All That Glitters / The Word From Davos, on Investments

Six ideas for the bemused investor of 2011.

Even though Davos was thronged by bankers, economists, and people from insurance and accounting - all of whom are (in a word ) investors - the topic of investments hardly arose.

In the cold air of the Alps, the burning topics have been geopolitics, global economics, the imbalances of the economic blocs, the unequal distribution of income, and social responsibility. All the same, here are some ideas for the bemused investor of 2011.

davod - AP - February 1 2011


1The big banks mustn't fall. In the event of an existential threat, the state will step in. Simon Johnson, former chief economist at the International Monetary Fund, calculated that the six biggest banking groups in America control assets equal to about 65% of GDP, up from 56% before the crash and 15% in 1995. The banks are even declaring intentions of expanding further around the world.

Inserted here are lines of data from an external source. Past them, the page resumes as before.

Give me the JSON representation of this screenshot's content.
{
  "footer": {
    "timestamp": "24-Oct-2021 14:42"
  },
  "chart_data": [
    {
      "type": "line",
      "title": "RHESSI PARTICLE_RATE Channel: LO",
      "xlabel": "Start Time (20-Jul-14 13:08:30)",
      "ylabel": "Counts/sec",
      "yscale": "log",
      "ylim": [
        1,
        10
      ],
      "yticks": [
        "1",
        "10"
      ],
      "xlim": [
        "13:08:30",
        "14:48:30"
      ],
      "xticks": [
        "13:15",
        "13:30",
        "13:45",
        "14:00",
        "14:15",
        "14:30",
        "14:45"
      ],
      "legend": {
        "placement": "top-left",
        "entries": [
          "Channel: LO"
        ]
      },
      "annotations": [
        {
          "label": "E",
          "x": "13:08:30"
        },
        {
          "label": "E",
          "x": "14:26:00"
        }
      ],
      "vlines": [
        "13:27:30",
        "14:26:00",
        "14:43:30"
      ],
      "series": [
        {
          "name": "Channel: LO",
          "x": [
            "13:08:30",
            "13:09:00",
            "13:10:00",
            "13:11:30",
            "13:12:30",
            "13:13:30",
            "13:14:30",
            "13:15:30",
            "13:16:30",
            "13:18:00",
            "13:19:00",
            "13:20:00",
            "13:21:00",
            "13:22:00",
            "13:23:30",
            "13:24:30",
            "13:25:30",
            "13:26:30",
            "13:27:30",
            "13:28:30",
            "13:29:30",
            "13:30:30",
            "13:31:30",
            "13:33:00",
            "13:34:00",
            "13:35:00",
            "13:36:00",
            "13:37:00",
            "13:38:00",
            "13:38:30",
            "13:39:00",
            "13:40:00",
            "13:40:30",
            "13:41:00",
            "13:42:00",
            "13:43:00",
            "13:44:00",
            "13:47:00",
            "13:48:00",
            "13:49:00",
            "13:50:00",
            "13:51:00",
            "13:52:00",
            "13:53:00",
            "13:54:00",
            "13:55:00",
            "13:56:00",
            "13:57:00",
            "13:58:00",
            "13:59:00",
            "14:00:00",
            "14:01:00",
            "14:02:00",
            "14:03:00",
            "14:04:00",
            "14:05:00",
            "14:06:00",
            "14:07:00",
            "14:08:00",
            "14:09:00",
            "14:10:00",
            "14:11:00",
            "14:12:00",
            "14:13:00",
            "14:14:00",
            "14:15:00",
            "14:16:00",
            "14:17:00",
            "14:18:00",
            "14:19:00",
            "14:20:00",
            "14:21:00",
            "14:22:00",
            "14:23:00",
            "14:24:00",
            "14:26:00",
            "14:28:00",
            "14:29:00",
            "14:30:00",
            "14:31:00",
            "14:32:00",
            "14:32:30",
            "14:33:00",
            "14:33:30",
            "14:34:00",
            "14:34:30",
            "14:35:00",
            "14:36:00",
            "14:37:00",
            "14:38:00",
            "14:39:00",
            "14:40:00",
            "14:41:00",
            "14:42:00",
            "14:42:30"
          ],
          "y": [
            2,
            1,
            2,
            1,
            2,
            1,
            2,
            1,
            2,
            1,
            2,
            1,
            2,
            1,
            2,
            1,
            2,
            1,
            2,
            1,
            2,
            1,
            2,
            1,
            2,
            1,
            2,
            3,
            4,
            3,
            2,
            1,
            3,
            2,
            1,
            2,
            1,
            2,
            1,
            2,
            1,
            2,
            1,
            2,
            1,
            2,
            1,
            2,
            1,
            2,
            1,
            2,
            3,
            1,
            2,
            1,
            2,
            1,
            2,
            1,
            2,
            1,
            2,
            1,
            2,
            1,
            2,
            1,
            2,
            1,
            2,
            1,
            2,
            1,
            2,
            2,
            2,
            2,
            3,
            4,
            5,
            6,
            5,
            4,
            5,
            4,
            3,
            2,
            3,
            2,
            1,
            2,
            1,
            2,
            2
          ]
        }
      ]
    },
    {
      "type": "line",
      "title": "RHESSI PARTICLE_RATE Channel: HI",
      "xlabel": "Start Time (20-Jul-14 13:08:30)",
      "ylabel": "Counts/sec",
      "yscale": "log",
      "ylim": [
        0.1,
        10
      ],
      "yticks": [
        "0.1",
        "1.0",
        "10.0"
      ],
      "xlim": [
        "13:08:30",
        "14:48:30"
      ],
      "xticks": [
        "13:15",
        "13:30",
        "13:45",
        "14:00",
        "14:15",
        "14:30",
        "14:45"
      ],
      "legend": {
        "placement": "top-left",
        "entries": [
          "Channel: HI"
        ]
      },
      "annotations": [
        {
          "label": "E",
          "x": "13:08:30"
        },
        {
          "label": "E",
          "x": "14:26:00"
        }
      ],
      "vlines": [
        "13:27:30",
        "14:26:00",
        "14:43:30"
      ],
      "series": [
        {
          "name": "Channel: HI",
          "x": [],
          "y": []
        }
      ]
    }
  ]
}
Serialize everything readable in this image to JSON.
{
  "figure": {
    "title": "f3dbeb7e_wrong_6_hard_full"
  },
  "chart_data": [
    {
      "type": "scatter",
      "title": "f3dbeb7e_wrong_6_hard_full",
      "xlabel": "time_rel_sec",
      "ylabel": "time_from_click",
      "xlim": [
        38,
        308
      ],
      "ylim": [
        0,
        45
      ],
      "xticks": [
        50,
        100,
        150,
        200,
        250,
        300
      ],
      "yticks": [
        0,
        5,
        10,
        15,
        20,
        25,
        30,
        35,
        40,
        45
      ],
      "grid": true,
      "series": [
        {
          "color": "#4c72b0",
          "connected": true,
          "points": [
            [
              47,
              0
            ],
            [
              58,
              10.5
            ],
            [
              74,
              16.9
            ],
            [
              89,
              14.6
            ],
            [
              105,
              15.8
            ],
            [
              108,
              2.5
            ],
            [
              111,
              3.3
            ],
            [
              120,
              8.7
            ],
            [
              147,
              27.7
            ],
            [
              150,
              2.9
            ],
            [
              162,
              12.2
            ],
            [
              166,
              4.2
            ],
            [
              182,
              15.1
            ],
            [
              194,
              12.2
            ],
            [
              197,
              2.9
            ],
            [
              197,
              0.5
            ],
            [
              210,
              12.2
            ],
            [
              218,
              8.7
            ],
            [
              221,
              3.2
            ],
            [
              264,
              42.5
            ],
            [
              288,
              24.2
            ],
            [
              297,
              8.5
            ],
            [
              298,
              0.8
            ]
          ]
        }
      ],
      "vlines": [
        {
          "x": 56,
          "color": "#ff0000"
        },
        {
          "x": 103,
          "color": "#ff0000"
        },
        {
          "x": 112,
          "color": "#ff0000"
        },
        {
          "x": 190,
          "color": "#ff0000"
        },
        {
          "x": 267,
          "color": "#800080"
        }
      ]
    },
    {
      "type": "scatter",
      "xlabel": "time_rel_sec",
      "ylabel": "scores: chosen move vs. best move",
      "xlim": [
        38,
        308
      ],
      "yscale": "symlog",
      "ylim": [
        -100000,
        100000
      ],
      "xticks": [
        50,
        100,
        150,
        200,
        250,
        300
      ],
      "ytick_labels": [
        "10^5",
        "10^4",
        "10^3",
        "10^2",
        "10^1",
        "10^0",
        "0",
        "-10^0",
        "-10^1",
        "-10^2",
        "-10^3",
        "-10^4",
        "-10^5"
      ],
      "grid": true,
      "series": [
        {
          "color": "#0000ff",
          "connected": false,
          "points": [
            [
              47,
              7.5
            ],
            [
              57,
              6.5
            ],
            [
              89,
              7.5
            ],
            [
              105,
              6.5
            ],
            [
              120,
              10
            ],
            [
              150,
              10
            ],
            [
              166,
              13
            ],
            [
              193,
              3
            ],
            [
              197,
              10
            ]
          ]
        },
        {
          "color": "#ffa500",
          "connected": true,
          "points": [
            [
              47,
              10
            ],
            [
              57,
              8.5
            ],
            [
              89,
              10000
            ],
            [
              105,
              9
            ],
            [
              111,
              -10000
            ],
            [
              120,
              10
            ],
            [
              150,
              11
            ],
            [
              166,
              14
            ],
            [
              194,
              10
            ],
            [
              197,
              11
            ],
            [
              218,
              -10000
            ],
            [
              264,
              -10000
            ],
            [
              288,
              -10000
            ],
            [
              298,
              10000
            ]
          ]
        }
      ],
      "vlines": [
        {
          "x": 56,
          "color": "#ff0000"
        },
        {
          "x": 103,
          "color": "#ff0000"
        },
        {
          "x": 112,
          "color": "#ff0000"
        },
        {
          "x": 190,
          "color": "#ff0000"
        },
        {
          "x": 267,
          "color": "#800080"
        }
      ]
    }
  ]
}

Evidently, nobody has the political clout to stop them.

The same applies to Europe. At Davos, all the European leaders piously declared allegiance to the euro and the euro zone. But all know that their main motivation is to keep the huge banks of Germany, France and Britain stable. These banks hold vast amounts of debt issued by Greece, Spain, Ireland, Portugal and so on; the banks' collapse would bring down whole countries.

Your conclusion as an investor: Buy shares and bonds of these banks, because governments will create the conditions for them to continue to prosper and gradually shed all that garbage on their balance sheets. It's true of the Israeli banks too. At the height of the crisis, the Bank of Israel declared it wouldn't let Israel's banks fall.


2The future belongs to technological innovation. At Davos, we saw clearly how countries are competing over who will train the most engineers, invest the most in education and initiate the most complex engineering projects (China will, of course ).

The consensus is that the leader in technological innovation will lead economic innovation as well.

Your conclusion as an investor: Anticipate huge stock offerings by the likes of Facebook, Groupon, Linked-In and other Internet and technology companies. Buy technology, it's hot.


3The next crisis will come from India and China. They're supposed to be the new empires, the locomotives pulling the world economy, but that doesn't mean they can't falter. Economists are seeing worrying signs.

Johnson postulates that India will be to blame because of its mounting debt and political system, which seems incapable of making hard decisions. A Bloomberg poll of international investors found that 45% expect a crisis in China in the next five years.

Another 40% think the crisis will come, but only after 2016. China is in the grip of a credit-fueled speculative bubble, they say. It can't stop until there's a crisis or the economy slows down.

It's impossible to predict when any of this might happen, of course. But wary investors should cut back holdings in Chinese or Indian shares or bonds.


4Commodity prices are rising. The people at Davos expect the Western economies to recover and predict strong economic growth in the East, Russia and South America. Translated: People will consume more and commodity prices will rise.

Already agricultural commodity prices have been soaring, setting off riots in North Africa. The predictions include shortages of water, oil, agricultural commodities and agrochemicals.

5The rich will grow richer. The gap between the rich and poor will widen further. You might deplore the trend and wonder about ways to reverse it, but as an investor you could pick companies that specialize in products and services for the wealthy. The wealthy feel like binging again; companies making yachts, planes and brand goods are likely to do well in 2011.


6The U.S. dollar won't be the world's reserve currency forever. Signs of things to come were clear in the thin air of Davos. As the Chinese and Indian economies continue to boom, their leaders' confidence mounts. After years of frustration and nagging inferiority complexes, India and China are preparing for the day they take the reins of the world. And in a world like that, be it in five or 15 years, there's no reason to think the dollar will keep its status.

This is not an investment recommendation. It's a very long-term prediction. In any case, making predictions in the currency market is a sure way to lose money. But if you're putting aside money today for your pension tomorrow, or saving for the grandkids, think about this. One day America won't be preeminent anymore, and neither will its currency.